Pada perjalanan karir kepenulisannya, Wislawa Szymborska semakin meninggalkan tema – tema politik secara gamblang dan tersurat. Beliau lebih banyak mengangkat tema-tema universal dan norma-norma humanis dengan tutur bahasa yang tetap indah.

Pada 3 Oktober 1996, Akademi Swedia di Stockhom mengumumkan penerima penghargaan Nobel Sastra adalah Wislawa Szymborska.

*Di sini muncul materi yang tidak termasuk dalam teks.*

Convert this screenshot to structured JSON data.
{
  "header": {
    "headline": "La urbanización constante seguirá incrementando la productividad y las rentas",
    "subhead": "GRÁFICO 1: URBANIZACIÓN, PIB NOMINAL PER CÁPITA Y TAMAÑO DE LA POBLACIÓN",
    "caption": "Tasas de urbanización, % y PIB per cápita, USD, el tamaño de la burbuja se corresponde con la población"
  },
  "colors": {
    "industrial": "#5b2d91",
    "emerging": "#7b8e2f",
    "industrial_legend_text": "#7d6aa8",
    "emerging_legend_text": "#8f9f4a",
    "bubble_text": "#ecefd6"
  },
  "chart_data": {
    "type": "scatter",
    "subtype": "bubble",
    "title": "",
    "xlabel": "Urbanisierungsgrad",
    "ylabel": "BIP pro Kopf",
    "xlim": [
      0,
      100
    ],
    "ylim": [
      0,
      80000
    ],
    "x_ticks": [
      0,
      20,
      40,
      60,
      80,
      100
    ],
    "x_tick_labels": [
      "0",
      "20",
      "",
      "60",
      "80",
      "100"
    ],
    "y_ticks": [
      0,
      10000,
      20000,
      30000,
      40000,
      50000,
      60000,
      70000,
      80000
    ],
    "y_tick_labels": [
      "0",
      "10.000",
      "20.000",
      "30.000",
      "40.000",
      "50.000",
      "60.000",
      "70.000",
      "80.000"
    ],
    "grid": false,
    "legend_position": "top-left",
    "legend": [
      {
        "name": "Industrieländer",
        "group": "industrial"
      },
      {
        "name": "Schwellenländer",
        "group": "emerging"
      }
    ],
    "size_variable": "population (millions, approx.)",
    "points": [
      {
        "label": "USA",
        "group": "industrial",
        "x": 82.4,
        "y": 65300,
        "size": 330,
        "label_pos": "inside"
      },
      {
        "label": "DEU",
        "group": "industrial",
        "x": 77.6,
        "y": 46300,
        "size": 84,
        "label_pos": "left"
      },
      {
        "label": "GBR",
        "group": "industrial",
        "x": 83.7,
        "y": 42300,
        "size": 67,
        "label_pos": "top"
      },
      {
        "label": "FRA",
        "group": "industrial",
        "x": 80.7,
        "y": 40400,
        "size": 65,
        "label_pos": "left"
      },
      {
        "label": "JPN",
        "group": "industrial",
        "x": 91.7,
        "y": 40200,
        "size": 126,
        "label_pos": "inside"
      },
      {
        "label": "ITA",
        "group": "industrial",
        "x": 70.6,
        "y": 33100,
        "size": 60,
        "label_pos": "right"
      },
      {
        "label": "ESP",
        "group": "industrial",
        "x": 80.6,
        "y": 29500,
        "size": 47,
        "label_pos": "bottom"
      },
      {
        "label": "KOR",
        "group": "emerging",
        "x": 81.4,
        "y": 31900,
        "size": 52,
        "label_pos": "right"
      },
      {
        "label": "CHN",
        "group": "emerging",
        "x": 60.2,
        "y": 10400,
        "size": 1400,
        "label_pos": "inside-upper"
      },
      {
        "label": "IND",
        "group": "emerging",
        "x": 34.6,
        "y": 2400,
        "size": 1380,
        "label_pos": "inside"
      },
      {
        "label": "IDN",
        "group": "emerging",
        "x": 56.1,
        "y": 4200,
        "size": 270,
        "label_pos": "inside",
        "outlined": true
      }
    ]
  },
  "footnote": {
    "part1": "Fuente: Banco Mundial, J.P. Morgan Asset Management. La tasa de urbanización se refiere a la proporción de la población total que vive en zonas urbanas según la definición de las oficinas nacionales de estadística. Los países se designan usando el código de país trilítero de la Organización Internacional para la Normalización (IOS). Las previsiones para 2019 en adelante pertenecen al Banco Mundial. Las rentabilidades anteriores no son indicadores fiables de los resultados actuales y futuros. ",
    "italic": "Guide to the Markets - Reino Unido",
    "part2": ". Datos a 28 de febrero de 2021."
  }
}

Penghargaan itu menjadi kejutan bagi Szymborska—juga kebanyakan orang di Polandia—bukan lantaran karena ia dianggap tidak layak, tapi karena puisinya lebih banyak membicarakan tema-tema universal ketimbang urusan politik yang membedakan puisi-puisi Eropa Timur sejak Perang Dunia II.

Tak seperti penyair Polandia terakhir yang meraih Nobel—Czeslaw Milosz pada 1980—Szymborska bukanlah seorang yang lantang, pembangkang zaman komunis; waktu meraih Nobel pun tidak bertepatan dengan momen besar dalam sejarah Polandia—1980 merupakan tahun di mana Gdansk menggalang pemberontakan.
Dan, tak seperti penyair Polandia yang lebih dijagokan untuk menerima Nobel pada 1996, Zbigniew Herbert, puisi-puisi Wislawa lebih dikagumi karena “diksinya dipahat dengan halus,” sebagaimana yang dikemukakan Akademi Swedia, bukan lantaran metafora politiknya yang berat.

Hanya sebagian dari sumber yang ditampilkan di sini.